I'm tinkering with a Mac utility that does HFS compression. Originally it'd read the entire file into memory using read(2), then create a compressed representation which would then be saved to the file's extended attributes or resource fork. The utility can handle multiple files in parallel.
It can be quite memory hungry so I started my tinkering to mmap the target file instead, using MAP_PRIVATE (my hope was also that the mmap might fail if the file was already in use by another process, at least sometimes). So I have
inBuf = mmap(NULL, filesize, PROT_READ, MAP_PRIVATE|MAP_NOCACHE, 0);
instead of
inBuf = malloc(filesize);
Memory use is indeed lower, but somewhat to my surprise I find a decrease in performance: noticeably longer processing times, a lower CPU load and a considerably higher number of major faults (according to tcsh's time utility). That impact appears to be more important when the files are smaller, so I have set an arbitrary limit (64Mb) under which the original malloc+read path is used.

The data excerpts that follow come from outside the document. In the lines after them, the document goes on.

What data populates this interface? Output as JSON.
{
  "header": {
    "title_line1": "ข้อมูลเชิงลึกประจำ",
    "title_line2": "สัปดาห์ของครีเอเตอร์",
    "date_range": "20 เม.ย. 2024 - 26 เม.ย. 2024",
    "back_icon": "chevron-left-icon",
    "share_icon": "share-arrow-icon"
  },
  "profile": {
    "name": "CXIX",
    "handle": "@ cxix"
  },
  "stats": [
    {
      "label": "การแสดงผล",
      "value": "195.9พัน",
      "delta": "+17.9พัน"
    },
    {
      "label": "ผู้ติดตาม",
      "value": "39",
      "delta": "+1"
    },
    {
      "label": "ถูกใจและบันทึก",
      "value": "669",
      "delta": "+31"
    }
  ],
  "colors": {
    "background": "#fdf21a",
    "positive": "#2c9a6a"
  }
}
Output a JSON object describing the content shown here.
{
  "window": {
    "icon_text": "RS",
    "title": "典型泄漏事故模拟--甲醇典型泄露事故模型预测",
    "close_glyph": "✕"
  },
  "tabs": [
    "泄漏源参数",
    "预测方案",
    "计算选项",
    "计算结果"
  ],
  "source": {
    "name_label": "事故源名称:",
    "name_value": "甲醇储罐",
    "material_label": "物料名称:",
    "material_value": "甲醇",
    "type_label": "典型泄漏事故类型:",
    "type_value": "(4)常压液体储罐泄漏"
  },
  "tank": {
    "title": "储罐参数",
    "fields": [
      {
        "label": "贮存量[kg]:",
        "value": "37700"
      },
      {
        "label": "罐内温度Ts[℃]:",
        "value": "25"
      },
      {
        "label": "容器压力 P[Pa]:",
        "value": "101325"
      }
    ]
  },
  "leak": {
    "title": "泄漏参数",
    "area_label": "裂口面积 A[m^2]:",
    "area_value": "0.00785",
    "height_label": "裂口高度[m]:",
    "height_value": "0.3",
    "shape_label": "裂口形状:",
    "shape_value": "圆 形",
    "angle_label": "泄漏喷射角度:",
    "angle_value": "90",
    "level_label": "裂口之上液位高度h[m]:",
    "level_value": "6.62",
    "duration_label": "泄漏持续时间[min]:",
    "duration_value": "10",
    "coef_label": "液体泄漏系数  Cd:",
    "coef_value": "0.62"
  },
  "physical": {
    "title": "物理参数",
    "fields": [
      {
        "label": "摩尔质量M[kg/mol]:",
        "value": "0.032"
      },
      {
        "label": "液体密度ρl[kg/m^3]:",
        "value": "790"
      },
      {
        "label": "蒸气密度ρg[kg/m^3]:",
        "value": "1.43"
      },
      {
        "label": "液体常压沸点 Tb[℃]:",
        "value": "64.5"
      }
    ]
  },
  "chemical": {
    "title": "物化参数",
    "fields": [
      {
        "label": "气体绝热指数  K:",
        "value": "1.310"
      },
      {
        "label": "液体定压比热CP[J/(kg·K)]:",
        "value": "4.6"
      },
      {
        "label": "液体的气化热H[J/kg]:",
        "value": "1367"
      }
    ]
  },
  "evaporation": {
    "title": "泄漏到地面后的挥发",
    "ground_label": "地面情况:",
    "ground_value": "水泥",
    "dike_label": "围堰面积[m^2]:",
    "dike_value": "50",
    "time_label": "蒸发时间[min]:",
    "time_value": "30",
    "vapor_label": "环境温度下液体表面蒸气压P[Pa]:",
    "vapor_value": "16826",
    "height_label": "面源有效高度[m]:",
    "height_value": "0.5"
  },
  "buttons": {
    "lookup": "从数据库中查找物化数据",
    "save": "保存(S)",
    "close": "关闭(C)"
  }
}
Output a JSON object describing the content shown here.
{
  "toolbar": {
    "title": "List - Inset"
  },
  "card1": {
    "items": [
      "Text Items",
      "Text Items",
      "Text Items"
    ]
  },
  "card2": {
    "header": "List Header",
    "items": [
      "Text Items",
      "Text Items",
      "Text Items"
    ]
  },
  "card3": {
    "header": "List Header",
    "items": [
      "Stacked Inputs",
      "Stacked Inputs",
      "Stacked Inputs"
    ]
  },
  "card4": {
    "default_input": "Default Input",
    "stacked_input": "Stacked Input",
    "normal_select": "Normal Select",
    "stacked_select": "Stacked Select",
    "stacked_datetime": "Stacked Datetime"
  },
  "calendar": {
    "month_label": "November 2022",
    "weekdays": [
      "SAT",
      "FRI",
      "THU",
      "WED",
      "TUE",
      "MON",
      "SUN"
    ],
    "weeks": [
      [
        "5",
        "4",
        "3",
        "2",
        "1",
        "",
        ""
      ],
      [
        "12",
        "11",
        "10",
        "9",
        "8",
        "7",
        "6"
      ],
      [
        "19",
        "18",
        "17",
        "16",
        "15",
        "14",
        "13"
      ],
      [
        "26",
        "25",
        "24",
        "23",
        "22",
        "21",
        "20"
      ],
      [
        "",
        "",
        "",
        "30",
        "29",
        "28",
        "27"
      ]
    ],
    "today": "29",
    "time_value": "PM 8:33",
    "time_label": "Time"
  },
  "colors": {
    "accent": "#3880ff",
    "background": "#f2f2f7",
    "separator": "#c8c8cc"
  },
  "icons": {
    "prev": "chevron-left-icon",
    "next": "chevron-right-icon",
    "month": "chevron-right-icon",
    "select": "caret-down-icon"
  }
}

Is there a rule of thumb for this sort of trade-off? I'd run this through perf on Linux, but the comparable utilities I know of on Mac are all geared towards GUI apps (while mine is a shell app, of course).
EDIT: Come to think of it, using mmap() will probably not really decrease memory requirements, will it? I'm guessing data is still going to be copied into "fast RAM" as opposed to accessed directly on disk - and the fact that you can apparently have multiple independent mmaps of the same file seems to support that hypothesis:
- I get a file's content by mmapping it into memory (inBuf above)
- I "hfs-compress" that buffer, and rewrite the file with the compressed content
- inBuf doesn't appear to change because of the rewrite, but then HFS compressed files are uncompressed transparently when read
- I get a new mmap of the now compressed file, and as a verification I compare that with inBuf: the contents are identical. But you'd also expect that if those mmaps always reflect the content of the file so I'm not certain if my verification makes any sense.